The American Federation of Government Employees (AFGE) said the memorandum is "a travesty and a disgrace."

"Denying nearly half a million Defense Department workers the collective bargaining rights guaranteed to them by law since 1962 would be a travesty, and doing it under the guise of 'national security' would be a disgrace to the sacred oath and obligation that all federal workers make to their country," AFGE's national secretary-treasurer Everett Kelley said in a statement.

"This administration will not stop until it takes away all workers' rights to form and join a union," said Kelley, "and we will not stop doing everything we can to prevent that from happening."

Since the president took office in 2017, his administration has been attacking unions both in the public and private sectors.

News media Politico obtained in October an internal memo written in 2017 by White House domestic policy adviser James Sherk, who urged Trump "to eliminate all job protections for federal workers and a requirement that federal contractors provide paid sick leave for employees."
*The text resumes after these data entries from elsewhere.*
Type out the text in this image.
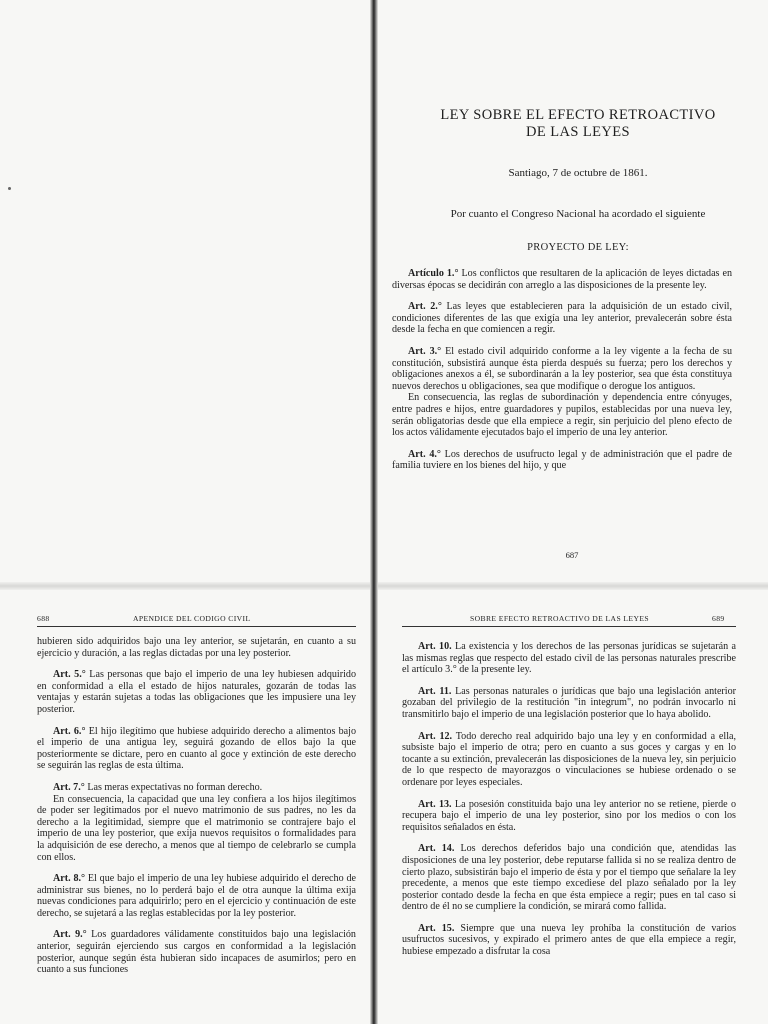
LEY SOBRE EL EFECTO RETROACTIVO
DE LAS LEYES
Santiago, 7 de octubre de 1861.
Por cuanto el Congreso Nacional ha acordado el siguiente
PROYECTO DE LEY:

Artículo 1.° Los conflictos que resultaren de la aplicación de leyes dictadas en diversas épocas se decidirán con arreglo a las disposiciones de la presente ley.

Art. 2.° Las leyes que establecieren para la adquisición de un estado civil, condiciones diferentes de las que exigía una ley anterior, prevalecerán sobre ésta desde la fecha en que comiencen a regir.

Art. 3.° El estado civil adquirido conforme a la ley vigente a la fecha de su constitución, subsistirá aunque ésta pierda después su fuerza; pero los derechos y obligaciones anexos a él, se subordinarán a la ley posterior, sea que ésta constituya nuevos derechos u obligaciones, sea que modifique o derogue los antiguos.

En consecuencia, las reglas de subordinación y dependencia entre cónyuges, entre padres e hijos, entre guardadores y pupilos, establecidas por una nueva ley, serán obligatorias desde que ella empiece a regir, sin perjuicio del pleno efecto de los actos válidamente ejecutados bajo el imperio de una ley anterior.

Art. 4.° Los derechos de usufructo legal y de administración que el padre de familia tuviere en los bienes del hijo, y que

687
688	APENDICE DEL CODIGO CIVIL

hubieren sido adquiridos bajo una ley anterior, se sujetarán, en cuanto a su ejercicio y duración, a las reglas dictadas por una ley posterior.

Art. 5.° Las personas que bajo el imperio de una ley hubiesen adquirido en conformidad a ella el estado de hijos naturales, gozarán de todas las ventajas y estarán sujetas a todas las obligaciones que les impusiere una ley posterior.

Art. 6.° El hijo ilegítimo que hubiese adquirido derecho a alimentos bajo el imperio de una antigua ley, seguirá gozando de ellos bajo la que posteriormente se dictare, pero en cuanto al goce y extinción de este derecho se seguirán las reglas de esta última.

Art. 7.° Las meras expectativas no forman derecho.

En consecuencia, la capacidad que una ley confiera a los hijos ilegítimos de poder ser legitimados por el nuevo matrimonio de sus padres, no les da derecho a la legitimidad, siempre que el matrimonio se contrajere bajo el imperio de una ley posterior, que exija nuevos requisitos o formalidades para la adquisición de ese derecho, a menos que al tiempo de celebrarlo se cumpla con ellos.

Art. 8.° El que bajo el imperio de una ley hubiese adquirido el derecho de administrar sus bienes, no lo perderá bajo el de otra aunque la última exija nuevas condiciones para adquirirlo; pero en el ejercicio y continuación de este derecho, se sujetará a las reglas establecidas por la ley posterior.

Art. 9.° Los guardadores válidamente constituidos bajo una legislación anterior, seguirán ejerciendo sus cargos en conformidad a la legislación posterior, aunque según ésta hubieran sido incapaces de asumirlos; pero en cuanto a sus funciones

SOBRE EFECTO RETROACTIVO DE LAS LEYES	689

Art. 10. La existencia y los derechos de las personas jurídicas se sujetarán a las mismas reglas que respecto del estado civil de las personas naturales prescribe el artículo 3.° de la presente ley.

Art. 11. Las personas naturales o jurídicas que bajo una legislación anterior gozaban del privilegio de la restitución "in integrum", no podrán invocarlo ni transmitirlo bajo el imperio de una legislación posterior que lo haya abolido.

Art. 12. Todo derecho real adquirido bajo una ley y en conformidad a ella, subsiste bajo el imperio de otra; pero en cuanto a sus goces y cargas y en lo tocante a su extinción, prevalecerán las disposiciones de la nueva ley, sin perjuicio de lo que respecto de mayorazgos o vinculaciones se hubiese ordenado o se ordenare por leyes especiales.

Art. 13. La posesión constituida bajo una ley anterior no se retiene, pierde o recupera bajo el imperio de una ley posterior, sino por los medios o con los requisitos señalados en ésta.

Art. 14. Los derechos deferidos bajo una condición que, atendidas las disposiciones de una ley posterior, debe reputarse fallida si no se realiza dentro de cierto plazo, subsistirán bajo el imperio de ésta y por el tiempo que señalare la ley precedente, a menos que este tiempo excediese del plazo señalado por la ley posterior contado desde la fecha en que ésta empiece a regir; pues en tal caso si dentro de él no se cumpliere la condición, se mirará como fallida.

Art. 15. Siempre que una nueva ley prohíba la constitución de varios usufructos sucesivos, y expirado el primero antes de que ella empiece a regir, hubiese empezado a disfrutar la cosa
AFGE had responded to Sherk's recommendations saying, "the administration's divide-and-conquer strategy concerning organized labor is as disgusting as it is shameful."

"But it won't work," the union said. "Across this country, our members and the members of every other labor union are getting educated, organized, and mobilized. As the largest union representing federal employees, AFGE will continue to resist the president's mob mentality and disrespect for the federal workforce and the work they do."